Step 2: Since \(PQ \parallel AB \parallel DC\), the angles made by these parallel lines with the diagonals will be equal. So, in triangles \(\triangle AOP\) and \(\triangle COQ\): - \(\angle PAO = \angle QCO\) (alternate interior angles) - \(\angle APO = \angle QCO\) (corresponding angles) Thus, \(\triangle AOP \sim \triangle COQ\) (by AA similarity).
Step 3: From similarity, we get the ratio of corresponding sides: \[ \dfrac{PO}{QO} = \dfrac{AO}{CO} \quad ...(1) \]
Step 4: Similarly, consider triangles \(\triangle BOQ\) and \(\triangle DOP\).
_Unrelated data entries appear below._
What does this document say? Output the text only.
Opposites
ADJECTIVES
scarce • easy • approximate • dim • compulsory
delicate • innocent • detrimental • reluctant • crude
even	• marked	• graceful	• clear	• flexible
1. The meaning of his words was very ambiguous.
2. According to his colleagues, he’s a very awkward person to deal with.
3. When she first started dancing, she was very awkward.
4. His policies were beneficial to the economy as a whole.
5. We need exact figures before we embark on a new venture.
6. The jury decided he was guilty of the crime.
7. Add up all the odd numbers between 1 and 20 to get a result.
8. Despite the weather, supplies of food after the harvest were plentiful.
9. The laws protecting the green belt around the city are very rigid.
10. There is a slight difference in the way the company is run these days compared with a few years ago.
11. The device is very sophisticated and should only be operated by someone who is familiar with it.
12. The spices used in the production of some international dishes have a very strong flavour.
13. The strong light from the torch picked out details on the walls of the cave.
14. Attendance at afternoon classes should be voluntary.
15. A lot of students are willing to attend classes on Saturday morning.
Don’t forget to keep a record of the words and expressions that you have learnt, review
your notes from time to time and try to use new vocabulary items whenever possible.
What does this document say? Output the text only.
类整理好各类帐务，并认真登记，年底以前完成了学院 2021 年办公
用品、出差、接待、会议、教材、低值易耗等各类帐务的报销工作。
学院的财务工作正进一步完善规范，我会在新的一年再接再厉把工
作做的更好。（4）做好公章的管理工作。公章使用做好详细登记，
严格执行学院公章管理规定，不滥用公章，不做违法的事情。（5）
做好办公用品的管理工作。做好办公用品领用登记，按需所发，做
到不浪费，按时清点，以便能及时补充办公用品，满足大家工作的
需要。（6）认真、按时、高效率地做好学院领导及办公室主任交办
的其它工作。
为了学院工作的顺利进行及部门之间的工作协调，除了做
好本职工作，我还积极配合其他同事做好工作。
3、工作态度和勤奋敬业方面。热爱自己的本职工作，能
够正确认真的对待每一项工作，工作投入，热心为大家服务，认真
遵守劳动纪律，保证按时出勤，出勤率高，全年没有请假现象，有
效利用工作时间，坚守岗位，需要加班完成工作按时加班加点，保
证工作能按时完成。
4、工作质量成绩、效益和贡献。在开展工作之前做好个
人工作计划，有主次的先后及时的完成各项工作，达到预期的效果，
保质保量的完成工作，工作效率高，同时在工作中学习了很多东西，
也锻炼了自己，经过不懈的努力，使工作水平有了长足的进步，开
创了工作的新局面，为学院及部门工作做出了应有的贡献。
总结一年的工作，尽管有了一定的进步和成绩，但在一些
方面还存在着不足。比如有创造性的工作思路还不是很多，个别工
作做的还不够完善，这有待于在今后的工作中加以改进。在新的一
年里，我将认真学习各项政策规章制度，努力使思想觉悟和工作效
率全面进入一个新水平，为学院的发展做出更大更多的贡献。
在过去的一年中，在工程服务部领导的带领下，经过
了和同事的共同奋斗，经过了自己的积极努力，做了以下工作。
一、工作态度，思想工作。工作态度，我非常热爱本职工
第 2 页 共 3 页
Since \(PQ \parallel AB \parallel DC\), these two triangles are also similar (AA similarity). Therefore, \[ \dfrac{QO}{PO} = \dfrac{BO}{DO} \quad ...(2) \]
Step 5: A very important property of a trapezium: The diagonals of a trapezium intersect each other proportionally. This means, \[ \dfrac{AO}{CO} = \dfrac{BO}{DO} \quad ...(3) \]
Step 6: From (1), we have \(\dfrac{PO}{QO} = \dfrac{AO}{CO}\). From (2), we have \(\dfrac{QO}{PO} = \dfrac{BO}{DO}\). But from (3), \(\dfrac{AO}{CO} = \dfrac{BO}{DO}\). So, \[ \dfrac{PO}{QO} = \dfrac{QO}{PO} \]
Step 7: Cross multiplying gives: \[ PO^2 = QO^2 \] Taking square roots, we get: \[ PO = QO \]
Final Answer: Hence, it is proved that \(PO = QO\).